ゆっくりと、しかし力強く言う翼に石下がたじろぐ。俺も、少なからず驚いていた。普通は、こういうとき他人を売るだろ。担任が味方をしていて、容疑を掛けられている相手は不良。それなのに。

石下が俺の方を困ったように見た。学校側からしたら、全国模試で上位をとり続ける優等生の翼が万引きをする方が世間体的にも痛い。それは、そうだよな。

「いや、もういいよ」

俺が誘った。
そう、それに間違いは無い。万引きをすると思っては無かったけど、俺の余計な一言で翼が万引きをしたのだから。 

 「俺が命令しました」

そう言うと石下は安心したように肩をなで下ろした。そして店長に向かって「申し訳ありません、今から親を呼びますので」と言う。
 親?おい、ちょっと待て。

「先生!」

俺が口を開く前に、翼が立ち上がり石下に詰め
寄った。しかしそれを無視し俺に詰め寄る。

「何だ、その顔は。二回も万引きをすれば、当然そうなるだろ」

「だから、今回の万引きは白上じゃあ・・・」

「黙ってろ!」

石下が声を張り上げた。

「大体、何だ、お前らは」

目を血走らせながら、俺と翼の方を見る。

「俺がやっただの、やってないだの。仲良しごっこに興じるのは結構。事実として、昨日お前は万引きをした。そして今日、新たに万引きが発覚。今度はそこに学校が誇る優等生の富田もいる。聞くが白上。富田が言うように、万引きをしたのがお前では無いとしても、この場に居るのは偶然か?」

そう問いかけられる。そうだ、事実として、昨日俺は万引きをし、今回は翼に万引きを促した。本来、昨日の時点で親に連絡が行ってもおかしくなかったことだ。

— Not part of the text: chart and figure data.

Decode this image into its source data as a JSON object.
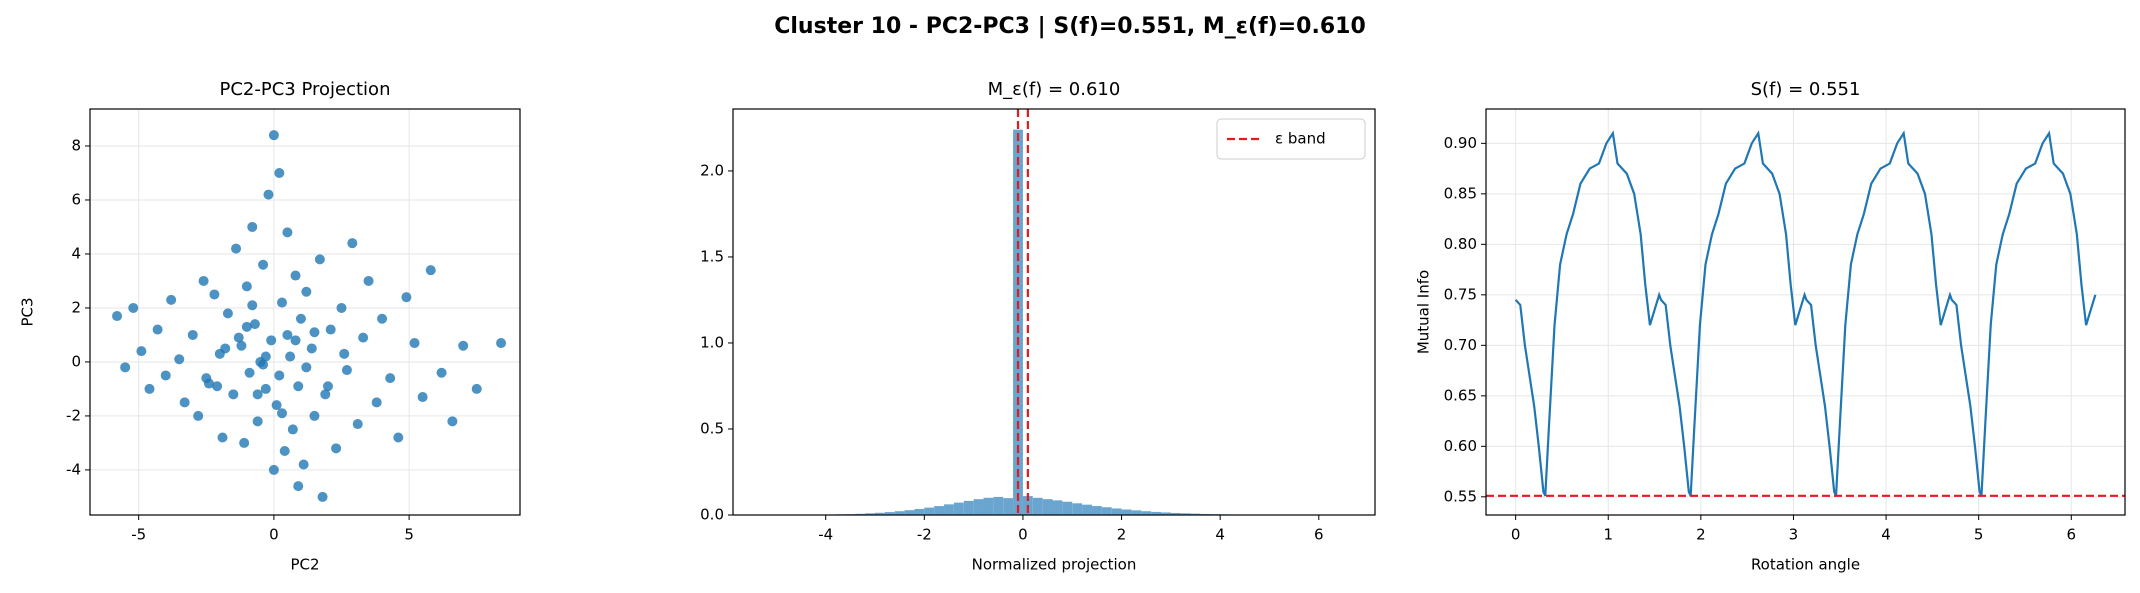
{
  "title": "Cluster 10 - PC2-PC3 | S(f)=0.551, M_ε(f)=0.610",
  "chart_data": [
    {
      "type": "scatter",
      "title": "PC2-PC3 Projection",
      "x_label": "PC2",
      "y_label": "PC3",
      "color": "#1f77b4",
      "grid": true,
      "xlim": [
        -6.8,
        9.1
      ],
      "ylim": [
        -5.67,
        9.37
      ],
      "xticks": [
        -5,
        0,
        5
      ],
      "yticks": [
        -4,
        -2,
        0,
        2,
        4,
        6,
        8
      ],
      "x": [
        -5.8,
        -5.5,
        -5.2,
        -4.9,
        -4.6,
        -4.3,
        -4.0,
        -3.8,
        -3.5,
        -3.3,
        -3.0,
        -2.8,
        -2.6,
        -2.4,
        -2.2,
        -2.0,
        -1.9,
        -1.7,
        -1.5,
        -1.4,
        -1.2,
        -1.1,
        -1.0,
        -0.9,
        -0.8,
        -0.7,
        -0.6,
        -0.5,
        -0.4,
        -0.3,
        -0.2,
        -0.1,
        0,
        0.1,
        0.2,
        0.3,
        0.4,
        0.5,
        0.6,
        0.7,
        0.8,
        0.9,
        1.0,
        1.1,
        1.2,
        1.4,
        1.5,
        1.7,
        1.9,
        2.1,
        2.3,
        2.5,
        2.7,
        2.9,
        3.1,
        3.3,
        3.5,
        3.8,
        4.0,
        4.3,
        4.6,
        4.9,
        5.2,
        5.5,
        5.8,
        6.2,
        6.6,
        7.0,
        7.5,
        8.4,
        -0.3,
        0.2,
        0.5,
        -0.6,
        1.2,
        -1.8,
        0.8,
        -2.5,
        2.0,
        -1.0,
        0.0,
        1.5,
        -0.4,
        0.3,
        -1.3,
        2.6,
        -2.1,
        0.9,
        -0.8,
        1.8
      ],
      "values": [
        1.7,
        -0.2,
        2.0,
        0.4,
        -1.0,
        1.2,
        -0.5,
        2.3,
        0.1,
        -1.5,
        1.0,
        -2.0,
        3.0,
        -0.8,
        2.5,
        0.3,
        -2.8,
        1.8,
        -1.2,
        4.2,
        0.6,
        -3.0,
        2.8,
        -0.4,
        5.0,
        1.4,
        -2.2,
        0.0,
        3.6,
        -1.0,
        6.2,
        0.8,
        8.4,
        -1.6,
        7.0,
        2.2,
        -3.3,
        4.8,
        0.2,
        -2.5,
        3.2,
        -0.9,
        1.6,
        -3.8,
        2.6,
        0.5,
        -2.0,
        3.8,
        -1.2,
        1.2,
        -3.2,
        2.0,
        -0.3,
        4.4,
        -2.3,
        0.9,
        3.0,
        -1.5,
        1.6,
        -0.6,
        -2.8,
        2.4,
        0.7,
        -1.3,
        3.4,
        -0.4,
        -2.2,
        0.6,
        -1.0,
        0.7,
        0.2,
        -0.5,
        1.0,
        -1.2,
        -0.2,
        0.5,
        0.8,
        -0.6,
        -0.9,
        1.3,
        -4.0,
        1.1,
        -0.1,
        -1.9,
        0.9,
        0.3,
        -0.9,
        -4.6,
        2.1,
        -5.0
      ]
    },
    {
      "type": "histogram",
      "title": "M_ε(f) = 0.610",
      "x_label": "Normalized projection",
      "color": "#6aa5d0",
      "grid": false,
      "xlim": [
        -5.88,
        7.14
      ],
      "ylim": [
        0,
        2.36
      ],
      "xticks": [
        -4,
        -2,
        0,
        2,
        4,
        6
      ],
      "yticks": [
        {
          "value": 0,
          "label": "0.0"
        },
        0.5,
        {
          "value": 1,
          "label": "1.0"
        },
        1.5,
        {
          "value": 2,
          "label": "2.0"
        }
      ],
      "bins": [
        -5.4,
        -5.2,
        -5.0,
        -4.8,
        -4.6,
        -4.4,
        -4.2,
        -4.0,
        -3.8,
        -3.6,
        -3.4,
        -3.2,
        -3.0,
        -2.8,
        -2.6,
        -2.4,
        -2.2,
        -2.0,
        -1.8,
        -1.6,
        -1.4,
        -1.2,
        -1.0,
        -0.8,
        -0.6,
        -0.4,
        -0.2,
        0.0,
        0.2,
        0.4,
        0.6,
        0.8,
        1.0,
        1.2,
        1.4,
        1.6,
        1.8,
        2.0,
        2.2,
        2.4,
        2.6,
        2.8,
        3.0,
        3.2,
        3.4,
        3.6,
        3.8,
        4.0,
        4.2,
        4.4,
        4.6,
        4.8,
        5.0,
        5.2,
        5.4,
        5.6,
        5.8,
        6.0,
        6.2,
        6.4,
        6.6
      ],
      "values": [
        0,
        0,
        0,
        0,
        0,
        0,
        0.002,
        0.003,
        0.004,
        0.005,
        0.007,
        0.01,
        0.013,
        0.017,
        0.022,
        0.028,
        0.035,
        0.043,
        0.052,
        0.062,
        0.072,
        0.082,
        0.092,
        0.1,
        0.105,
        0.098,
        2.24,
        0.11,
        0.1,
        0.092,
        0.085,
        0.077,
        0.068,
        0.06,
        0.052,
        0.045,
        0.038,
        0.032,
        0.027,
        0.022,
        0.018,
        0.015,
        0.012,
        0.01,
        0.008,
        0.006,
        0.005,
        0.004,
        0.003,
        0.002,
        0.002,
        0.001,
        0.001,
        0.001,
        0.001,
        0,
        0,
        0,
        0,
        0
      ],
      "reference_lines": [
        {
          "name": "ε band",
          "axis": "x",
          "color": "#e41a1c",
          "values": [
            -0.1,
            0.1
          ]
        }
      ],
      "legend": "upper right"
    },
    {
      "type": "line",
      "title": "S(f) = 0.551",
      "x_label": "Rotation angle",
      "y_label": "Mutual Info",
      "color": "#1f77b4",
      "grid": true,
      "xlim": [
        -0.32,
        6.58
      ],
      "ylim": [
        0.532,
        0.934
      ],
      "xticks": [
        0,
        1,
        2,
        3,
        4,
        5,
        6
      ],
      "yticks": [
        0.55,
        {
          "value": 0.6,
          "label": "0.60"
        },
        0.65,
        {
          "value": 0.7,
          "label": "0.70"
        },
        0.75,
        {
          "value": 0.8,
          "label": "0.80"
        },
        0.85,
        {
          "value": 0.9,
          "label": "0.90"
        }
      ],
      "x": [
        0,
        0.05,
        0.1,
        0.15,
        0.2,
        0.25,
        0.3,
        0.32,
        0.36,
        0.42,
        0.48,
        0.55,
        0.62,
        0.7,
        0.8,
        0.9,
        0.98,
        1.05,
        1.1,
        1.2,
        1.28,
        1.35,
        1.4,
        1.45,
        1.5,
        1.55,
        1.57,
        1.62,
        1.67,
        1.72,
        1.77,
        1.82,
        1.87,
        1.89,
        1.93,
        1.99,
        2.05,
        2.12,
        2.19,
        2.27,
        2.37,
        2.47,
        2.55,
        2.62,
        2.67,
        2.77,
        2.85,
        2.92,
        2.97,
        3.02,
        3.07,
        3.12,
        3.14,
        3.19,
        3.24,
        3.29,
        3.34,
        3.39,
        3.44,
        3.46,
        3.5,
        3.56,
        3.62,
        3.69,
        3.76,
        3.84,
        3.94,
        4.04,
        4.12,
        4.19,
        4.24,
        4.34,
        4.42,
        4.49,
        4.54,
        4.59,
        4.64,
        4.69,
        4.71,
        4.76,
        4.81,
        4.86,
        4.91,
        4.96,
        5.01,
        5.03,
        5.07,
        5.13,
        5.19,
        5.26,
        5.33,
        5.41,
        5.51,
        5.61,
        5.69,
        5.76,
        5.81,
        5.91,
        5.99,
        6.06,
        6.11,
        6.16,
        6.21,
        6.26
      ],
      "values": [
        0.745,
        0.74,
        0.7,
        0.67,
        0.64,
        0.6,
        0.555,
        0.551,
        0.62,
        0.72,
        0.78,
        0.81,
        0.83,
        0.86,
        0.875,
        0.88,
        0.9,
        0.91,
        0.88,
        0.87,
        0.85,
        0.81,
        0.76,
        0.72,
        0.735,
        0.75,
        0.745,
        0.74,
        0.7,
        0.67,
        0.64,
        0.6,
        0.555,
        0.551,
        0.62,
        0.72,
        0.78,
        0.81,
        0.83,
        0.86,
        0.875,
        0.88,
        0.9,
        0.91,
        0.88,
        0.87,
        0.85,
        0.81,
        0.76,
        0.72,
        0.735,
        0.75,
        0.745,
        0.74,
        0.7,
        0.67,
        0.64,
        0.6,
        0.555,
        0.551,
        0.62,
        0.72,
        0.78,
        0.81,
        0.83,
        0.86,
        0.875,
        0.88,
        0.9,
        0.91,
        0.88,
        0.87,
        0.85,
        0.81,
        0.76,
        0.72,
        0.735,
        0.75,
        0.745,
        0.74,
        0.7,
        0.67,
        0.64,
        0.6,
        0.555,
        0.551,
        0.62,
        0.72,
        0.78,
        0.81,
        0.83,
        0.86,
        0.875,
        0.88,
        0.9,
        0.91,
        0.88,
        0.87,
        0.85,
        0.81,
        0.76,
        0.72,
        0.735,
        0.75
      ],
      "reference_lines": [
        {
          "axis": "y",
          "color": "#e41a1c",
          "values": [
            0.551
          ]
        }
      ]
    }
  ]
}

「あの、私は、商品さえ買って貰えれば。それに、二度と繰り返さないようにして貰えれば。なので、出入りはもう止めていただきたいのですが・・・」

店長がしどろもどろでそう言ってきた。石下は何度も頭を下げる。結果的に、俺が翼の盗んだ商品代を払い、二度と出入りをしないという約束で見逃して貰った。

店を出て、石下が「この馬鹿野郎!」と俺たちを怒鳴った。

「白上は今から学校へ来い。富田は帰りなさい」

「だから先生、違うんです」

「もういい」

石下に必死で訴えかける翼の肩を押さえる。

「悪かったな。巻き込んで」

翼の顔が情けなく歪む。今にも鳴きそうだった。

「ありがとうな」

そして、俺は一週間の停学処分となった。